Another example are the Burmese pythons in the Everglades. People would buy them as exotic pets and, upon discovering that it’s impossible to have a 15-foot deadly reptile as a pet, they thoughtfully released the snakes into the swamp. Hurricanes Andrew and Katrina blew many more pythons out into the wild and now Florida’s got a big problem with them. Besides, the danger to humans, the snakes have devastated the biodiversity of the Everglades, wiping out raccoons, opossum, and bobcats by 87%-99%. Marsh rabbits, cottontail rabbits and foxes are gone as well. The snakes are a nuisance, and Florida has declared open season on the reptiles.
I recently came across a 1906 ad selling kudzu. If you’re from the south, or you’ve spent any amount of time there, the idea of selling kudzu like it’s a geranium plant is pretty funny.
Kudzu, if you’re unfamiliar with it, is an invasive species of vine (technically a legume) that has seemingly swallowed the south whole over the past century. Kudzu is ubiquitous in the south, but it’s a Japanese plant. In other words, it’s not native to the region, and it’s not part of the natural ecosystem. Kudzu is sometimes referred to as a scourge, but it seems to flourish everywhere it’s introduced.
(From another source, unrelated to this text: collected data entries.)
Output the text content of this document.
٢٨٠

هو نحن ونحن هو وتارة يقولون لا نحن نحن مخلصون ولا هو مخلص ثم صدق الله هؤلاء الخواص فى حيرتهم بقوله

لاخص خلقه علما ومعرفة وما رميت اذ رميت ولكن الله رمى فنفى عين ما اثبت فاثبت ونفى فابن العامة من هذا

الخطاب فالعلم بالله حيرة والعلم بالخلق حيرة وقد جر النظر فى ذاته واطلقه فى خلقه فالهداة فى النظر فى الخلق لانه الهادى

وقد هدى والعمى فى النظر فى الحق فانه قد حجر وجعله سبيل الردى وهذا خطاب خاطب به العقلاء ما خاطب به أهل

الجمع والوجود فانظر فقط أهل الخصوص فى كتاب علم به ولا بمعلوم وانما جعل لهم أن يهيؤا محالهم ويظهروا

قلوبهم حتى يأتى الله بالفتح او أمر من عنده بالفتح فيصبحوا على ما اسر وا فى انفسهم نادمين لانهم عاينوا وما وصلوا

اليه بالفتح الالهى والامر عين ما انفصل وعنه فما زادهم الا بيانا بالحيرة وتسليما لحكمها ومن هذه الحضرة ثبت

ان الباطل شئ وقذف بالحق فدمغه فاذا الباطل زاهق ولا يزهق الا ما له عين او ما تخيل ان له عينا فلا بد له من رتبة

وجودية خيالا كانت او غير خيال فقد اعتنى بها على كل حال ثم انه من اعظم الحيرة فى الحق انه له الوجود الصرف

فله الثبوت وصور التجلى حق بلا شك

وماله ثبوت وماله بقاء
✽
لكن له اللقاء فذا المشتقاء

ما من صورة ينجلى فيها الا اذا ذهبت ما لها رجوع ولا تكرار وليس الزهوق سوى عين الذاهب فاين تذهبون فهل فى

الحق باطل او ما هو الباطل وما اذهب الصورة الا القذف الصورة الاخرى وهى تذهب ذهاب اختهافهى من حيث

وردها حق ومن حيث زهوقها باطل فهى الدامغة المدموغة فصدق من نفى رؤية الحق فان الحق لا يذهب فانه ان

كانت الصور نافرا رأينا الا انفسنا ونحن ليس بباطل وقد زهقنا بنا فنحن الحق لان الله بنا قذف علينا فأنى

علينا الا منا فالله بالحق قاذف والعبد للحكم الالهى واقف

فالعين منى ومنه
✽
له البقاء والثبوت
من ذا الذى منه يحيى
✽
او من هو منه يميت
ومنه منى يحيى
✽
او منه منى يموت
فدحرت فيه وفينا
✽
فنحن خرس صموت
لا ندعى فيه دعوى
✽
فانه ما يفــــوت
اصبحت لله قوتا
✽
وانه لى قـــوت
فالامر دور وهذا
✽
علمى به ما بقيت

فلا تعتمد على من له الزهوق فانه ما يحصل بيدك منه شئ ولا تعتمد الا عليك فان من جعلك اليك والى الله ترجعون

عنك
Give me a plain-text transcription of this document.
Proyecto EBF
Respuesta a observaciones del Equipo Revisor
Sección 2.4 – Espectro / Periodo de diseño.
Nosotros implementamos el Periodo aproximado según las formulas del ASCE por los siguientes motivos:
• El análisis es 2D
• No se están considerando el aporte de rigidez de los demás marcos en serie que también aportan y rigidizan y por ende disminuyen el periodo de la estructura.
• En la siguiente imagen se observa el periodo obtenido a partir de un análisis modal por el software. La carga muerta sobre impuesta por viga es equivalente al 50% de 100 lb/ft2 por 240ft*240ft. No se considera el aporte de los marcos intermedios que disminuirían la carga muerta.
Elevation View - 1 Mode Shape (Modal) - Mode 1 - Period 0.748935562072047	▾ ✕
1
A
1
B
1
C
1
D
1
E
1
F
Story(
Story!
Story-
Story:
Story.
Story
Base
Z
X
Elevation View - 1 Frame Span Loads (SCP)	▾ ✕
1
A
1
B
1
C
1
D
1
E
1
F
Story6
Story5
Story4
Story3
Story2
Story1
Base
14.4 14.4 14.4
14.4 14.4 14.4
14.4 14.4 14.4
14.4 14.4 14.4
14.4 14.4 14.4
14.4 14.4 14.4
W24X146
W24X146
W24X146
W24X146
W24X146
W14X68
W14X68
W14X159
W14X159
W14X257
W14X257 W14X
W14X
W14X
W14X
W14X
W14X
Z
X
In a 1909 article extolling the wonders of kudzu, a photographer named Charles Earl Pleas smugly took credit for introducing the plant to the south. The plant grows rapidly and luxuriantly, Pleas explained. He said proudly that he had studied the plant for years, planting it and propagating it, exhibiting it at fairs, shipping it to farmers everywhere, and urging them to plant it.
In an early warning sign, the federal government publicly endorsed the spread of kudzu. The government even bribed farmers to plant kudzu for $8 an acre, resulting in 46 million acres of kudzu.
The problem with kudzu is that it grows very rapidly (60-70 ft. a year) and it takes over everything. When it covers a tree, for instance, generally the tree can’t survive. It’s actually a pretty plant–and I like to see it overtake abandoned buildings and cover ugly man-made structures. But it’s destructive. It strangles all other growth, and even leads to houses and cars, amongst other things, getting lodged in impenetrable walls of kudzu. Keeping the vine at bay is a real difficulty. It’s not like Burmese pythons and orange ladybugs eat the kudzu. (The current solution seems to come in the unlikely form of hungry goats. Goats will eat anything.)
It’s bizarre to think of actually identifying the individual who introduced kudzu to the south. That’s like being able to name the first Californian to eat an avocado, or pinpointing the date of the first barbecue ever held in Texas.
Mr. Pleas died in 1955. I’m sure he was a wonderful person, but I wonder if his opinion of his kudzu revolution had at all dimmed by the time he passed away. If he were alive today, we can be pretty certain he would not be bragging about how he personally introduced kudzu and transformed the American south.
Many people who have introduced something that radically changed the world in some way later backed away from their creation. Henry Ford’s inexpensive automobiles thrust humanity into a new, modern world dominated by noisy cars that could reach unbelievable speeds. Ford subsequently spent his later years trying to revive enthusiasm for by-gone pursuits like waltzing and polka dances.